Spodziewałem się dynamicznej walki, a oni nawet przebili oczekiwania. Bardzo fajnie zaczęli mimo, iż bez gongu, ale akcje przed walką zacne - suicide dive'y (jeden nawet epicko zbotchowany), jakieś latanie poza ring na stół. Ogólnie nieźle. Po gongu minimalnie zwolnili, ale było dobrze. Szczególnie podobała mi się ostatnia kombinacja w wykonaniui zwycięzcy. W końcu dwie twarze mi zaimponował. Mógłby tylko zmienić dolną część garderoby :D Dobra walka.

 

3. Omega/Page vs Young Bucks.

Powiem od razu - walka mi się podobała, może była najlepsza, oscylowała w okolicach ponad 4*, ale... no właśnie. Była PRZE-BU-KO-WA-NA. Po takich bombach Omega wstaje na 1 na równe nogi niczym nieślubne dziecko Hogana i Fienda? Meltzer Driver poza ringiem na beton z trzecięgo piętra? Page wstaje po minucie i kończy walkę jednym Buckshotem.. nie kupuje tego. Zepsuło trochę tą bardzo dobrą walkę. Do tego momentu mi się podobało potem był cyrk, miły dla oka, ale cyrk.

Wynik mógł iść w obie strony, ale jednak postawili na zlepek.

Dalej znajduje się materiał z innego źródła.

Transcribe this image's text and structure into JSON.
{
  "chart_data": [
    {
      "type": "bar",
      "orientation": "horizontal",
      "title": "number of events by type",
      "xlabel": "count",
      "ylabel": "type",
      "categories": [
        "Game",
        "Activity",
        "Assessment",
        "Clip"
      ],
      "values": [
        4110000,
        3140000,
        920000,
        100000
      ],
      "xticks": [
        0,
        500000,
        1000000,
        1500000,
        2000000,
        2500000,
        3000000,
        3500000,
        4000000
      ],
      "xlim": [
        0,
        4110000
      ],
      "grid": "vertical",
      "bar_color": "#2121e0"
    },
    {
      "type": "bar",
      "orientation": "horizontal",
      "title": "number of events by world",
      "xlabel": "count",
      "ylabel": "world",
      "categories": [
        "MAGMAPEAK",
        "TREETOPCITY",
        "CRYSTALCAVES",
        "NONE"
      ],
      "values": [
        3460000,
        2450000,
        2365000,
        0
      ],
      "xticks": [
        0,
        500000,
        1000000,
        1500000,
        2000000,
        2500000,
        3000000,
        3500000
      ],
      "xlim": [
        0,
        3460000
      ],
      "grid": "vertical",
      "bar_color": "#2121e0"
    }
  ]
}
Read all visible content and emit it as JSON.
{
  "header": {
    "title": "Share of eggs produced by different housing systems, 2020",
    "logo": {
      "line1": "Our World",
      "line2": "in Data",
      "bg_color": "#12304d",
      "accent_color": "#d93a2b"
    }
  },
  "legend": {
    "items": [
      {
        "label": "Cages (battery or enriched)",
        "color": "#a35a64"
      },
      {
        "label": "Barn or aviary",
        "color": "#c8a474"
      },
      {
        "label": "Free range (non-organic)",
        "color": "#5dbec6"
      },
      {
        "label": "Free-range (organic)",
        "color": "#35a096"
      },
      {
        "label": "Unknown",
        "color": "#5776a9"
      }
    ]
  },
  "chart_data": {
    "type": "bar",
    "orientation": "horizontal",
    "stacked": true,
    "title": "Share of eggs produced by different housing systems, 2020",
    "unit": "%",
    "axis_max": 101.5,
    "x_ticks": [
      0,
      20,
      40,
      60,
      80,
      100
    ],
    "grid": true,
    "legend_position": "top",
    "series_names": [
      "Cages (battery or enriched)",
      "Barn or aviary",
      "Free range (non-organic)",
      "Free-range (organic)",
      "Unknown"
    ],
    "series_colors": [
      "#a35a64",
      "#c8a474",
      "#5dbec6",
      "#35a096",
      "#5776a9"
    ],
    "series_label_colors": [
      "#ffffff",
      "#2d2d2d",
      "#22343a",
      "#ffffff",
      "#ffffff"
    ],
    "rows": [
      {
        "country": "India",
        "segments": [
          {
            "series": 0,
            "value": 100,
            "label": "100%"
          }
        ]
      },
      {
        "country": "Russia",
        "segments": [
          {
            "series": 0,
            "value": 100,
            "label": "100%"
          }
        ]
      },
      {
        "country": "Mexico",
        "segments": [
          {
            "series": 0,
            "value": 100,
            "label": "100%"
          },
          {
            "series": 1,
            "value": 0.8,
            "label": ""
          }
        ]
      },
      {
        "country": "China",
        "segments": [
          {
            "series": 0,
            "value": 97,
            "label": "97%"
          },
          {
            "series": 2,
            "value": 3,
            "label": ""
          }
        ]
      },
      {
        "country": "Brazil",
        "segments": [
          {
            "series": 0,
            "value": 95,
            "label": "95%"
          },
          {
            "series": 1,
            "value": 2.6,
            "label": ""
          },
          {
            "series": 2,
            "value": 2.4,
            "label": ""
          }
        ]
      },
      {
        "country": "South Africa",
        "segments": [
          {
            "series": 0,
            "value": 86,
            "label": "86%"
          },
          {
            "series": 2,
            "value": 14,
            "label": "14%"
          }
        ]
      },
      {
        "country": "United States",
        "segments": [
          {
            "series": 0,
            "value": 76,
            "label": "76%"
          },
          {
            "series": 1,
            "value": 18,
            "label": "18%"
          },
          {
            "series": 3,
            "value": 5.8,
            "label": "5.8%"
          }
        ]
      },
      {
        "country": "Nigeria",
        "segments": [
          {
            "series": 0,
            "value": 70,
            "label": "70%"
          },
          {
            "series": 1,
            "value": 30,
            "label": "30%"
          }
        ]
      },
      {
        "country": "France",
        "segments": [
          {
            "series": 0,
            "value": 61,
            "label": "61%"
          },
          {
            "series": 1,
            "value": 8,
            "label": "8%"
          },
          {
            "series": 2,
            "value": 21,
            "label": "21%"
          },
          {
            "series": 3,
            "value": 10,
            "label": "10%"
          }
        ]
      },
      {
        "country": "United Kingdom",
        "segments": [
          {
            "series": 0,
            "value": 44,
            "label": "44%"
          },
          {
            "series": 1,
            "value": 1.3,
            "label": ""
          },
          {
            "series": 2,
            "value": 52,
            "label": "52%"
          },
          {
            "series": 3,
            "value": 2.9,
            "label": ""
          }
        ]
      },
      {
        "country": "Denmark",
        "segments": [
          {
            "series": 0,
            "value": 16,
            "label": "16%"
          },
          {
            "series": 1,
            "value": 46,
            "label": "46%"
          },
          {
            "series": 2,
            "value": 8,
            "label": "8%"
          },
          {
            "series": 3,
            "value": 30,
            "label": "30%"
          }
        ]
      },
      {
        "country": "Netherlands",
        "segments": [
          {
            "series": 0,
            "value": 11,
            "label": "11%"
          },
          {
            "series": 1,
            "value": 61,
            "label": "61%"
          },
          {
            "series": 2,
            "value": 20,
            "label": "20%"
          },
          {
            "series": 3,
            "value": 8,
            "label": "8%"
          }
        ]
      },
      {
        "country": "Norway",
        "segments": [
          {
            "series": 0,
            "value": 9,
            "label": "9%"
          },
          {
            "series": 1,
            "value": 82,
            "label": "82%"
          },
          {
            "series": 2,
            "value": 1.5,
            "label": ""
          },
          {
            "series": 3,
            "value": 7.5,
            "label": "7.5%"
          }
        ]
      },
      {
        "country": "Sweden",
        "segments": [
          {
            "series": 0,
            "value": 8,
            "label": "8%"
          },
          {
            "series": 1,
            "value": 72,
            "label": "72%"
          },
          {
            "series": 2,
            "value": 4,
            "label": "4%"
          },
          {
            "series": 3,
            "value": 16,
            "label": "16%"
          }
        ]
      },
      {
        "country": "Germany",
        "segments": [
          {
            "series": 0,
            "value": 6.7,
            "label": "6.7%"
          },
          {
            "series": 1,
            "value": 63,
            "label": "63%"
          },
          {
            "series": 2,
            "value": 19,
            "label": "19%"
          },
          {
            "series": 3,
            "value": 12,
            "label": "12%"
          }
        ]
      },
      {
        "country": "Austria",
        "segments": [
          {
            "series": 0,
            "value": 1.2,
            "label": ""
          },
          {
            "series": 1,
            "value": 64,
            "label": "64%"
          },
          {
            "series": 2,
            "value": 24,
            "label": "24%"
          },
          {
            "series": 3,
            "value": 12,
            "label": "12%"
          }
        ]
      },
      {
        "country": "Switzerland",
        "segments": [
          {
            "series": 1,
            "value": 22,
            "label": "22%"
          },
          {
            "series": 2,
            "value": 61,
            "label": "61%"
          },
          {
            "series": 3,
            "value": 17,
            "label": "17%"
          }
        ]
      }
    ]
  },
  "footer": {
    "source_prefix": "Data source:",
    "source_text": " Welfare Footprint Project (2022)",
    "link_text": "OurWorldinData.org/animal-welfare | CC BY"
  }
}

Ja spodziewałem się nietrafionego Buckshot Lariata, który poszedłby w Omegę, a następnie sam na placu boju Omega przyjałby finishera Matta i Nicka po czym tak pozbył się pasa. Wyszło inaczej, choć wydarzenia po walce cały czas coś zwiasują.

 

4. "Dupy"

Skip.

 

5. MJF vs Cody

Na początek chciałem powiedzieć, że Cody wygrywa w rankingu najgorsze tatuaże. :)

Za to fajne wejście - Downstait dał radę, szczeólnie wokal, który był prawie kropka w kropkę jak wykonanie w studiu, niestety nagłośnienie kijowe troszku.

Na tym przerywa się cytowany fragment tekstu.